Once you’ve gotten their attention and they are willing to be an advocate for your cause, what avenues do you offer for your audience to get involved? In many Ad Council campaigns, we see a mix of online and offline opportunities to get involved as well as a mix of quick and longer-term involvement opportunities. For getting involved online, the Ad Council offers the ability to send an e-card to a friend, sign a pledge, or even connect with some of the Ad Council’s partners for more topical information.
As it relates to offline activities, they have offered ideas and materials for group initiatives, downloadable checklists, and event ideas. There is no one-size-fits-all response for every campaign or for every person. The best thing is to make sure that you include online and offline tools as well as a wide range of time and effort commitments.

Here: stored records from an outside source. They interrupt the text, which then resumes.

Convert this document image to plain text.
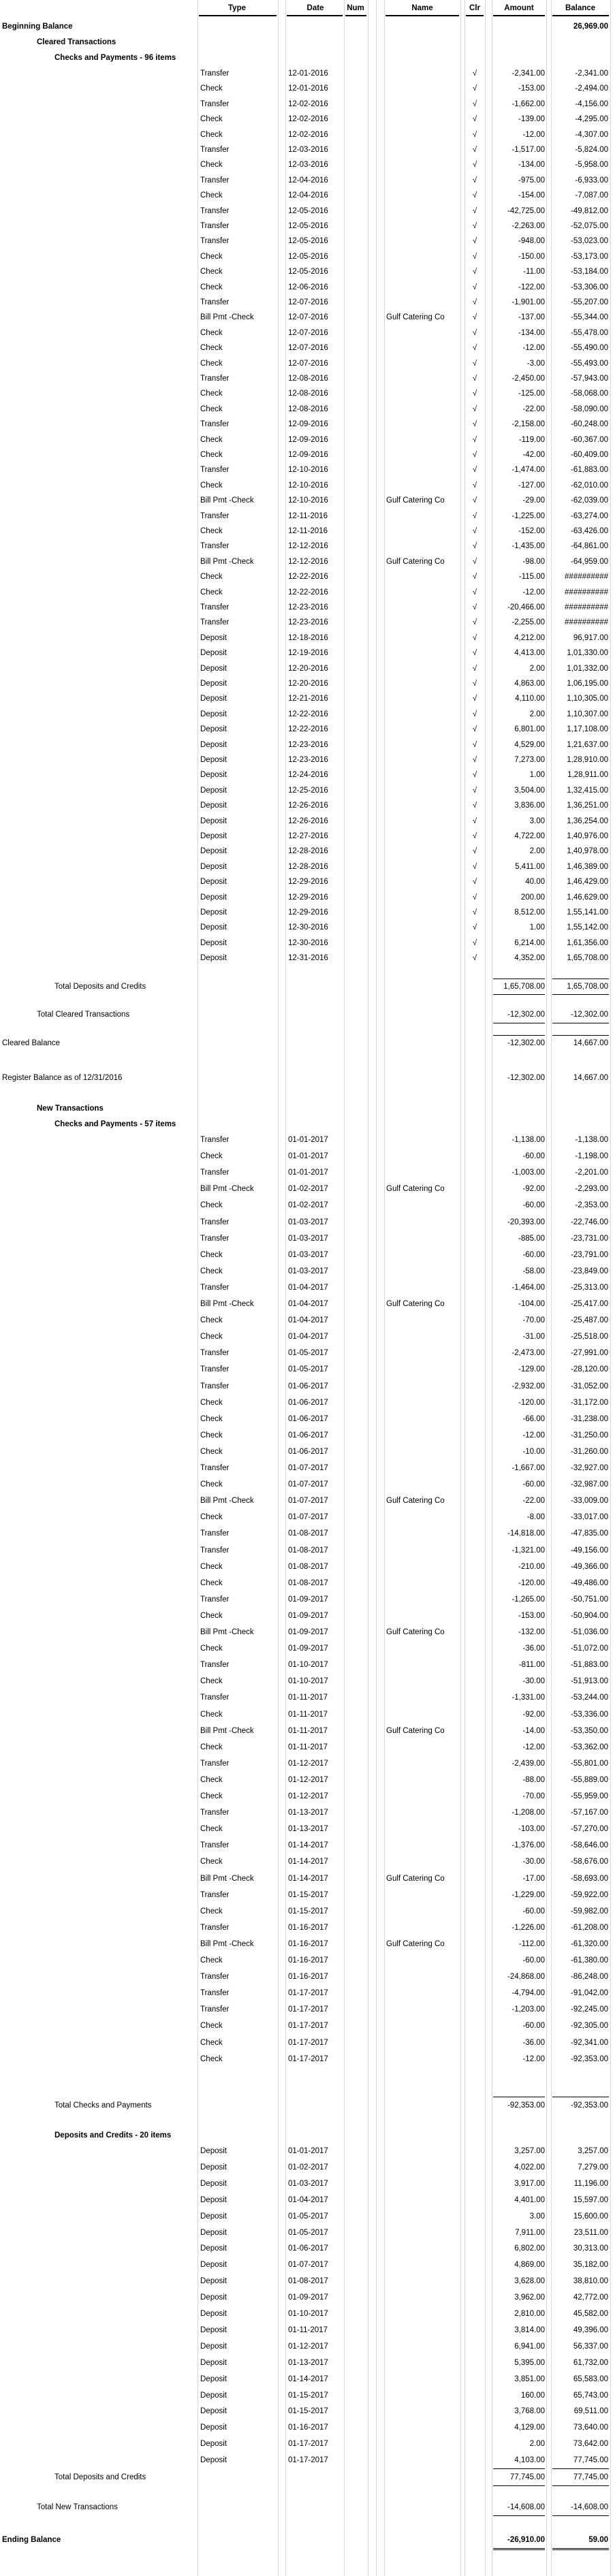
Type	Date	Num	Name	Clr	Amount	Balance
Beginning Balance	26,969.00
Cleared Transactions
Checks and Payments - 96 items
Transfer	12-01-2016	√	-2,341.00	-2,341.00
Check	12-01-2016	√	-153.00	-2,494.00
Transfer	12-02-2016	√	-1,662.00	-4,156.00
Check	12-02-2016	√	-139.00	-4,295.00
Check	12-02-2016	√	-12.00	-4,307.00
Transfer	12-03-2016	√	-1,517.00	-5,824.00
Check	12-03-2016	√	-134.00	-5,958.00
Transfer	12-04-2016	√	-975.00	-6,933.00
Check	12-04-2016	√	-154.00	-7,087.00
Transfer	12-05-2016	√	-42,725.00	-49,812.00
Transfer	12-05-2016	√	-2,263.00	-52,075.00
Transfer	12-05-2016	√	-948.00	-53,023.00
Check	12-05-2016	√	-150.00	-53,173.00
Check	12-05-2016	√	-11.00	-53,184.00
Check	12-06-2016	√	-122.00	-53,306.00
Transfer	12-07-2016	√	-1,901.00	-55,207.00
Bill Pmt -Check	12-07-2016	Gulf Catering Co	√	-137.00	-55,344.00
Check	12-07-2016	√	-134.00	-55,478.00
Check	12-07-2016	√	-12.00	-55,490.00
Check	12-07-2016	√	-3.00	-55,493.00
Transfer	12-08-2016	√	-2,450.00	-57,943.00
Check	12-08-2016	√	-125.00	-58,068.00
Check	12-08-2016	√	-22.00	-58,090.00
Transfer	12-09-2016	√	-2,158.00	-60,248.00
Check	12-09-2016	√	-119.00	-60,367.00
Check	12-09-2016	√	-42.00	-60,409.00
Transfer	12-10-2016	√	-1,474.00	-61,883.00
Check	12-10-2016	√	-127.00	-62,010.00
Bill Pmt -Check	12-10-2016	Gulf Catering Co	√	-29.00	-62,039.00
Transfer	12-11-2016	√	-1,225.00	-63,274.00
Check	12-11-2016	√	-152.00	-63,426.00
Transfer	12-12-2016	√	-1,435.00	-64,861.00
Bill Pmt -Check	12-12-2016	Gulf Catering Co	√	-98.00	-64,959.00
Check	12-22-2016	√	-115.00	##########
Check	12-22-2016	√	-12.00	##########
Transfer	12-23-2016	√	-20,466.00	##########
Transfer	12-23-2016	√	-2,255.00	##########
Deposit	12-18-2016	√	4,212.00	96,917.00
Deposit	12-19-2016	√	4,413.00	1,01,330.00
Deposit	12-20-2016	√	2.00	1,01,332.00
Deposit	12-20-2016	√	4,863.00	1,06,195.00
Deposit	12-21-2016	√	4,110.00	1,10,305.00
Deposit	12-22-2016	√	2.00	1,10,307.00
Deposit	12-22-2016	√	6,801.00	1,17,108.00
Deposit	12-23-2016	√	4,529.00	1,21,637.00
Deposit	12-23-2016	√	7,273.00	1,28,910.00
Deposit	12-24-2016	√	1.00	1,28,911.00
Deposit	12-25-2016	√	3,504.00	1,32,415.00
Deposit	12-26-2016	√	3,836.00	1,36,251.00
Deposit	12-26-2016	√	3.00	1,36,254.00
Deposit	12-27-2016	√	4,722.00	1,40,976.00
Deposit	12-28-2016	√	2.00	1,40,978.00
Deposit	12-28-2016	√	5,411.00	1,46,389.00
Deposit	12-29-2016	√	40.00	1,46,429.00
Deposit	12-29-2016	√	200.00	1,46,629.00
Deposit	12-29-2016	√	8,512.00	1,55,141.00
Deposit	12-30-2016	√	1.00	1,55,142.00
Deposit	12-30-2016	√	6,214.00	1,61,356.00
Deposit	12-31-2016	√	4,352.00	1,65,708.00
Total Deposits and Credits	1,65,708.00	1,65,708.00
Total Cleared Transactions	-12,302.00	-12,302.00
Cleared Balance	-12,302.00	14,667.00
Register Balance as of 12/31/2016	-12,302.00	14,667.00
New Transactions
Checks and Payments - 57 items
Transfer	01-01-2017	-1,138.00	-1,138.00
Check	01-01-2017	-60.00	-1,198.00
Transfer	01-01-2017	-1,003.00	-2,201.00
Bill Pmt -Check	01-02-2017	Gulf Catering Co	-92.00	-2,293.00
Check	01-02-2017	-60.00	-2,353.00
Transfer	01-03-2017	-20,393.00	-22,746.00
Transfer	01-03-2017	-885.00	-23,731.00
Check	01-03-2017	-60.00	-23,791.00
Check	01-03-2017	-58.00	-23,849.00
Transfer	01-04-2017	-1,464.00	-25,313.00
Bill Pmt -Check	01-04-2017	Gulf Catering Co	-104.00	-25,417.00
Check	01-04-2017	-70.00	-25,487.00
Check	01-04-2017	-31.00	-25,518.00
Transfer	01-05-2017	-2,473.00	-27,991.00
Transfer	01-05-2017	-129.00	-28,120.00
Transfer	01-06-2017	-2,932.00	-31,052.00
Check	01-06-2017	-120.00	-31,172.00
Check	01-06-2017	-66.00	-31,238.00
Check	01-06-2017	-12.00	-31,250.00
Check	01-06-2017	-10.00	-31,260.00
Transfer	01-07-2017	-1,667.00	-32,927.00
Check	01-07-2017	-60.00	-32,987.00
Bill Pmt -Check	01-07-2017	Gulf Catering Co	-22.00	-33,009.00
Check	01-07-2017	-8.00	-33,017.00
Transfer	01-08-2017	-14,818.00	-47,835.00
Transfer	01-08-2017	-1,321.00	-49,156.00
Check	01-08-2017	-210.00	-49,366.00
Check	01-08-2017	-120.00	-49,486.00
Transfer	01-09-2017	-1,265.00	-50,751.00
Check	01-09-2017	-153.00	-50,904.00
Bill Pmt -Check	01-09-2017	Gulf Catering Co	-132.00	-51,036.00
Check	01-09-2017	-36.00	-51,072.00
Transfer	01-10-2017	-811.00	-51,883.00
Check	01-10-2017	-30.00	-51,913.00
Transfer	01-11-2017	-1,331.00	-53,244.00
Check	01-11-2017	-92.00	-53,336.00
Bill Pmt -Check	01-11-2017	Gulf Catering Co	-14.00	-53,350.00
Check	01-11-2017	-12.00	-53,362.00
Transfer	01-12-2017	-2,439.00	-55,801.00
Check	01-12-2017	-88.00	-55,889.00
Check	01-12-2017	-70.00	-55,959.00
Transfer	01-13-2017	-1,208.00	-57,167.00
Check	01-13-2017	-103.00	-57,270.00
Transfer	01-14-2017	-1,376.00	-58,646.00
Check	01-14-2017	-30.00	-58,676.00
Bill Pmt -Check	01-14-2017	Gulf Catering Co	-17.00	-58,693.00
Transfer	01-15-2017	-1,229.00	-59,922.00
Check	01-15-2017	-60.00	-59,982.00
Transfer	01-16-2017	-1,226.00	-61,208.00
Bill Pmt -Check	01-16-2017	Gulf Catering Co	-112.00	-61,320.00
Check	01-16-2017	-60.00	-61,380.00
Transfer	01-16-2017	-24,868.00	-86,248.00
Transfer	01-17-2017	-4,794.00	-91,042.00
Transfer	01-17-2017	-1,203.00	-92,245.00
Check	01-17-2017	-60.00	-92,305.00
Check	01-17-2017	-36.00	-92,341.00
Check	01-17-2017	-12.00	-92,353.00
Total Checks and Payments	-92,353.00	-92,353.00
Deposits and Credits - 20 items
Deposit	01-01-2017	3,257.00	3,257.00
Deposit	01-02-2017	4,022.00	7,279.00
Deposit	01-03-2017	3,917.00	11,196.00
Deposit	01-04-2017	4,401.00	15,597.00
Deposit	01-05-2017	3.00	15,600.00
Deposit	01-05-2017	7,911.00	23,511.00
Deposit	01-06-2017	6,802.00	30,313.00
Deposit	01-07-2017	4,869.00	35,182.00
Deposit	01-08-2017	3,628.00	38,810.00
Deposit	01-09-2017	3,962.00	42,772.00
Deposit	01-10-2017	2,810.00	45,582.00
Deposit	01-11-2017	3,814.00	49,396.00
Deposit	01-12-2017	6,941.00	56,337.00
Deposit	01-13-2017	5,395.00	61,732.00
Deposit	01-14-2017	3,851.00	65,583.00
Deposit	01-15-2017	160.00	65,743.00
Deposit	01-15-2017	3,768.00	69,511.00
Deposit	01-16-2017	4,129.00	73,640.00
Deposit	01-17-2017	2.00	73,642.00
Deposit	01-17-2017	4,103.00	77,745.00
Total Deposits and Credits	77,745.00	77,745.00
Total New Transactions	-14,608.00	-14,608.00
Ending Balance	-26,910.00	59.00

Don’t Overplay the Stats and Numbers

How well can you tell the story of your cause? If you could only put one number in your presentation or video about your cause, could you still communicate it clearly? A message full of numbers can get easily lost. It will oftentimes sound just like ten other presentations your audience has heard for other causes that groups tried to get them to care about. What’s more memorable: “Only you can prevent forest fires” or “There are 30,000 forest fires a month in the U.S., in 20 states, with 15% caused by cigarettes, and blah blah blah”? While the Ad Council does use statistics and numbers, they are never the focus.
Locally, the Oklahoma City YWCA’s “1 in 4” domestic violence campaign is a great example of subtly using numbers while creating a powerful emotional appeal. They masterfully drive home their message with just one statistic.

Make your message personal to your audience. Tell them what their role is to play.
What communications techniques have you seen be successful (or unsuccessful) in communicating serious subject matter?